Un outil standard dans un programme de financement basé sur la performance (FBP) est le plan de management (ou business plan). Mes visites sur le terrain m'ont amené à m'interroger sur l'efficacité de cet outil. Fin janvier, j'ai lancé une consultation sur le forum en ligne de la CoP FBP et celui du hub RDC. Vous avez été nombreux à rendre un avis et partager une expérience. Dans ce billet de blog, je reviens avec une synthèse de notre discussion.
Malheureusement, cet outil en lui-même ne peut pas faire une transformation magique des structures de santé, il reste actionné par l’humain. Si cet acteur essentiel qu’est l’humain ne fait pas attention, l’outil devient inefficace, un document de simple routine pour faire plaisir à l’administration et aux gestionnaires des projets qui le réclament pour meubler leur classeurs. Comment éviter que le plan de management ne devienne une pièce et une procédure de plus à la bureaucratie sanitaire, quelque chose qui embête le gestionnaire de la formation sanitaire plutôt que l’aider ? Comment éviter que le FBP reproduise les lourdeurs qu’il a lui-même dénoncé ailleurs? Voilà un peu le contenu de la discussion que j’ai lancée sur deux forums (celui de la CoP FBP et celui du HUB RDC), il y a quelques semaines. Une quarantaine d’experts ont donné leur avis sur cet outil en montrant des réalités contextuelles très variées. La synthèse de ces riches réflexions s’articule en 6 points: l’outil lui-même, son élaboration, son cycle, sa mise en œuvre, son suivi et son évaluation, son coaching. Cette structure résume et met en lumière les grandes idées qui sont apparues dans les différents commentaires.
1 - L’outil lui-même
Les premières expériences en FBP ont permis de développer l’outil du plan de management. Celui-ci a ensuite été copié/utilisé dans plusieurs pays. Peut-être n’avons-nous pas toujours bien apprécié si l’outil était transférable tel quel dans des projets de taille parfois très différente, dans des contextes très diversifiés. L’outil rassemble des statistiques, de l’information sur les ressources disponibles et sollicite une analyse des problèmes par domaine et la mise en avant de solutions. L’outil est long (une quinzaine de pages au moins). Les intervenants à notre discussion considèrent que le document est en fait trop long et trop lourd et qu'il mérite d’être revu. Il est aussi coûteux : dans des contextes difficiles, avoir autant de copies pour la structure, l’Agence de Contrôle & Vérification, l’équipe de district etc. devient difficile.
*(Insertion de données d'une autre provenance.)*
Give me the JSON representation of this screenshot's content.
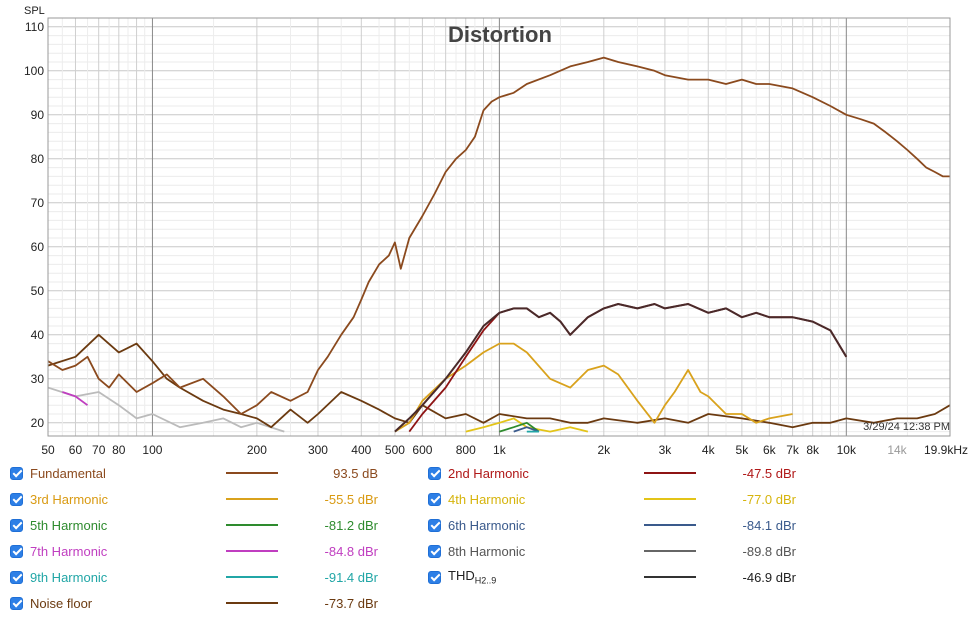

Dans la mesure où l’on veut que cet outil soit efficace, il doit être le plus simple et concis possible. D’autant plus que le plan de management ne vient pas remplacer le plan annuel de la structure. L’outil doit être contextualisés et adapté aux réalités de chaque pays et de chaque région pour ne pas perdre sa crédibilité. Trop de couper/coller a eu lieu.
2 - Son élaboration
Son élaboration par la formation sanitaire ne doit pas être laborieuse : l’équipe doit pouvoir décliner en quelques lignes ce qu’ils vont faire au niveau de la formation sanitaire pour résoudre leurs problèmes. Cette qualité est cruciale car elle affecte directement sa mise en œuvre. À titre d’exemple, dans certaines situations, on pense que les agences de contractualisation et de vérification se substituent aux formations sanitaires pour élaborer ces plans de management (au nom du coaching). Les structures sont juste invitées à prendre connaissance de « leur » plan de management et à le signer ! L’élaboration devient tellement lourde que, dans un contexte de personnel insuffisant, le plan de management est élaboré par le seul responsable de la structure sans impliquer ni son équipe ni la communauté. Parfois, pour gagner du temps, les prestataires font du copier-coller avec le plan passé afin de répondre à l’exigence du temps et des délais. Il en sort alors des plans de management très théoriques qui ne seront en réalité pas utilisés par les prestataires. On constate que ce temps d’élaboration et de validation devient tellement long que finalement, à sa finition, il ne reste plus suffisamment de temps pour le mettre en œuvre. Les experts ayant participé aux discussions pensent que la lourdeur de l’outil ralentit le processus d’élaboration. Selon eux, il n’est pas nécessaire de mettre toutes les informations dans le plan de management qui doit être vu comme un référentiel de gestion de la structure pratique. Dès lors, certains experts proposent un document de maximum 5 pages. Il est très important d’insister sur une élaboration participative de toutes les équipes et surtout de laisser les prestataires faire cette planification en leur accordant suffisamment de temps pour leurs autres activités. Certes, au début les plans de management seront de mauvaise qualité, mais, il faut le laisser s’améliorer progressivement – c’est aussi une démarche d’apprentissage pour l’équipe. Méfiance donc : si au début d’un projet avec FBP, les plans de management sont très beaux, cela peut indiquer qu’il n’a pas été préparé par l’équipe du centre de santé. Les vérificateurs des ACV ou les équipes cadre des districts (ECD) ont fait le boulot eux-mêmes!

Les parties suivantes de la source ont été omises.